I, and everyone else I know, do not install updates to our software in a timely manner unless we actively need a feature.

Users are "I, and everyone else I know".

Generally is "unless we need a feature".

Poor is "do not install updates to our software".

Managing software is "install updates".

Software is any software we use that provides updates, which is all of it.

Managing software is hard because doing it manually would require checking the website of every piece of software you've ever downloaded at regular intervals, where regular could be as frequently as minutes for security-critical tools.

If I ever downgrade my software and lock it to a specific version, I am now managing it manually, and all of the above applies.

I honestly don't think there are unquestioned assumptions here, because the task of keeping security-critical software up to date manually is nearly impossible for any user.

I honestly am not at all sure what you mean by much of that.

Demographics don't change the fact that if you don't automatically update software, many users simply won't. That's bad.

... in the usual pedantry of HN your use of "poor" was interpreted to mean socio-economic, rather than... "just bad at something"...

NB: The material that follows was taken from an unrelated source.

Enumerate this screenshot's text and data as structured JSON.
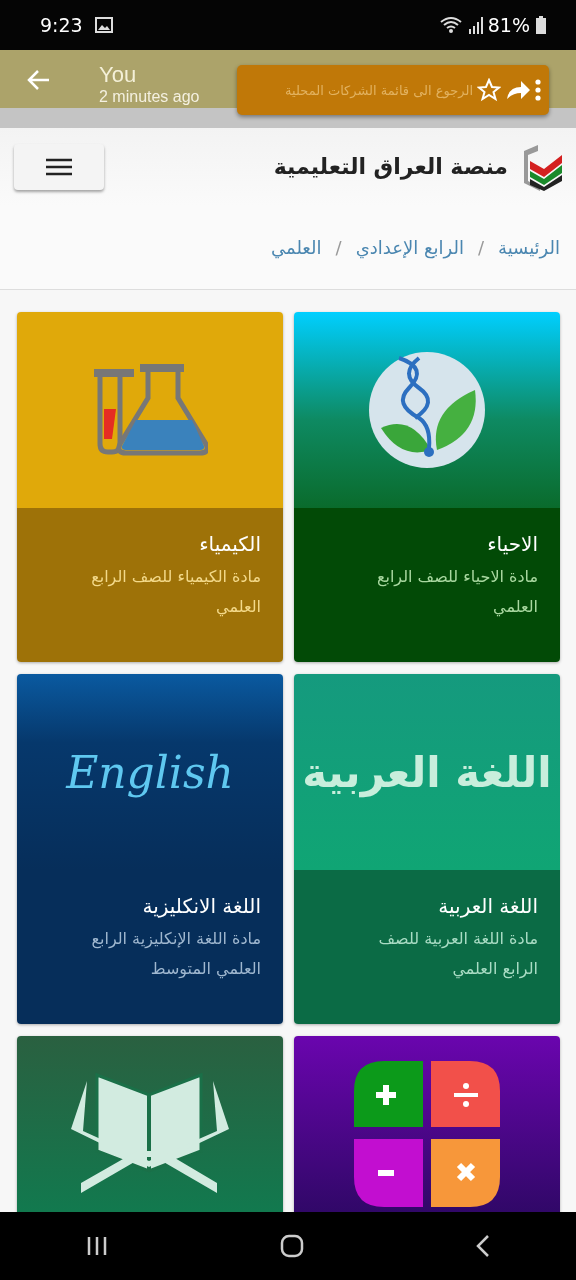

I don’t see how one could parse ”On the other hand users are generally pretty poor at managing software themselves” and assign that interpretation to “poor”.

I agree, but the user who responded to me seemed to talk about demographics as if I had meant "poor" as in not having much money.

The internet is global, sometimes I think things get lost in translation.

That's a reductionist reading of my comment.

I'm challenging your initial assertion that "people are poor at managing software". That's not enough of an explanation to support the second part of your claim:

> and as long as it works they'll happily and probably ignorantly run something that is not secure already and needs an update.

Are they poor at managing software because they are ignorantly running insecure software? Or are they ignorantly running insecure software because they are poor at managing software?

The replies so far take the entire context out of the picture and reframes the issue to "Users use their devices the 'wrong way'." and this can only be solved through technological advances.

I'm here questioning and challenging those assertions.

Oh I see. That's, weird, but thanks for letting me know.

That would cover users who are poor at managing software. Being able to turn them off would require someone to be good at managing software. Why remove control from those users?

I don't want to be saying that we should remove control, but I actually do think it's reasonable to. Even on a single-user device, security issues are not isolated. An infected machine will likely be used for things like spam and DDOS.

If you make something available for people to toggle that improves their experience, people are going to take advantage of that even if they don't really grasp or decide to ignore the consequences. In the case of updates the improved experience is not being nagged or forced to restart an application or the whole OS. And unfortunately the only way to really gatekeep that control to people who know what they're doing is giving it enterprise pricing.